Die irakischen Kurden haben eine lange Geschichte der Unterdrückung - von den Osmanen, von den Briten. Als Saddam Hussein an der Macht war, starteten kurdische Kämpfer, Peshmerga genannt, aufständische Angriffe aus den Bergen. Saddams Truppen haben Dörfer zerstört und Zehntausende kurdischer Rebellen und Zivilisten inhaftiert und gefoltert. 1988 startete er einen berüchtigten Angriff mit chemischen Waffen, bei dem Tausende ums Leben kamen.
1991 half eine von den USA erzwungene Flugverbotszone, den Nordirak zu schützen, und die Kurden begannen, ihre zerstörte Gesellschaft zu reparieren. Eine Regionalregierung hat Wurzeln geschlagen; Flüchtlinge kehrten zurück; Dörfer wurden wieder aufgebaut. Die größte Veränderung kam nach der von den USA geführten Invasion im Jahr 2003, die die meisten Kurden als "Befreiung" bezeichnen. Kurdische Beamte, die auf riesige Reserven an ungenutztem Öl hinwiesen, umworbene ausländische Investoren und Erbil blühten auf und sprossen aus Fünf-Sterne-Hotels, Sushi-Restaurants und neue Straßen mit weißen Geländewagen verstopft.

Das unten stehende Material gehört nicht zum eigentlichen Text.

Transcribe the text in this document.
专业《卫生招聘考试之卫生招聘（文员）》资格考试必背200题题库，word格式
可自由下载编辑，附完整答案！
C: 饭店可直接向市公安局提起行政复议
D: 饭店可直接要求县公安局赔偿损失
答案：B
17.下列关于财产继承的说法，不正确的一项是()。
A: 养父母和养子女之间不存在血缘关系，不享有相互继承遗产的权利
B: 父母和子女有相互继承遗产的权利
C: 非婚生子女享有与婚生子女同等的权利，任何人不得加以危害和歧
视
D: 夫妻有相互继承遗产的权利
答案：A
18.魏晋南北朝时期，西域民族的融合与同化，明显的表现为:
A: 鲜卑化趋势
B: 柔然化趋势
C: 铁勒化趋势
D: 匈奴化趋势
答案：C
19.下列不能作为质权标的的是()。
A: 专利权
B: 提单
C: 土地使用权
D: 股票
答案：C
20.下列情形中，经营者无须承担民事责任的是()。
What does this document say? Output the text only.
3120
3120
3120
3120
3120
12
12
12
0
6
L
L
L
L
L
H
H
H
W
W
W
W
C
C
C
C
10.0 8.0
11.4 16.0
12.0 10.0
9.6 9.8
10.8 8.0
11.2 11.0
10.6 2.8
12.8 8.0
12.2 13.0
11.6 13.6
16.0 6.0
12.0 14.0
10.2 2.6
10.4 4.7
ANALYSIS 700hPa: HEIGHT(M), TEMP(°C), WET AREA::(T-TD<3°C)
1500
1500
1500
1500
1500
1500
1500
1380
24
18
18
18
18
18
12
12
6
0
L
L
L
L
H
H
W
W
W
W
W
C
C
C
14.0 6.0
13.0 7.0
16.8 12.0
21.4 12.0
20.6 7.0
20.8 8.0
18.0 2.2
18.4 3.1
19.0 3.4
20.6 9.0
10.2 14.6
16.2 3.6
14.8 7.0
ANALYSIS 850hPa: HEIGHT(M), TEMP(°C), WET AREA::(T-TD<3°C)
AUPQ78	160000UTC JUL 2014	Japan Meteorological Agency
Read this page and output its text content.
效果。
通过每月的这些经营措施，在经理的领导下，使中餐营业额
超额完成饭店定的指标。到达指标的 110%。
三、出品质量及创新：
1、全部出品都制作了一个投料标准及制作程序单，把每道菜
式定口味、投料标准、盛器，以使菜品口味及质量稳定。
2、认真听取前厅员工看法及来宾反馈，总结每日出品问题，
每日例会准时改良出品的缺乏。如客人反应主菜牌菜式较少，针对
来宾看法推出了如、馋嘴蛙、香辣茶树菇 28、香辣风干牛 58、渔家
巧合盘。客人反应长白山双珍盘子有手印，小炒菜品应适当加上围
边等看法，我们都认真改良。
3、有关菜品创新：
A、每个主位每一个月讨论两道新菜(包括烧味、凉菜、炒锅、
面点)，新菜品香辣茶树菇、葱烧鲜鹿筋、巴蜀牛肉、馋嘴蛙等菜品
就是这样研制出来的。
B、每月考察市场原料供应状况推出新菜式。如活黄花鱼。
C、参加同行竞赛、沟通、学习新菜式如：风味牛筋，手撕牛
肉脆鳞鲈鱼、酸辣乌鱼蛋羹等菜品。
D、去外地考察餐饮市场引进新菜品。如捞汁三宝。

Dann, im vergangenen Jahr, befanden sich die irakischen Kurden im Krieg und verteidigten ihre Heimat gegen die vorrückenden Kräfte des Islamischen Staates, auch bekannt als ISIS. Kurdische Familien schickten Söhne und Ehemänner an die Front. Geschäfte geschlossen; Investoren zogen sich zurück. Im August halfen US-Luftangriffe, Erbil vor Angriffen zu schützen, aber Monate später blieb die Stadt erschüttert. Die Kämpfe haben das Gefühl der Isolation der Kurden unterstrichen. Sogar die USA, die die kurdischen Militärbemühungen gegen den IS unterstützen, lehnen die kurdische Unabhängigkeit mit der Begründung ab, sie würde einen vereinten Irak zerschlagen. In der Zwischenzeit war die Region aufgrund eines Streits mit Bagdad über die Öleinnahmen schmerzlich finanziell benachteiligt, und als der KRG-Präsident Masoud Barzani erklärte, die Absicht der Region, ein Referendum über die Unabhängigkeit vom Irak abzuhalten, wurden die Beziehungen zu Bagdad weiter belastet. Bis zum Ende des Winters fühlten sich die irakischen Kurden sicherer, aber vorsichtig.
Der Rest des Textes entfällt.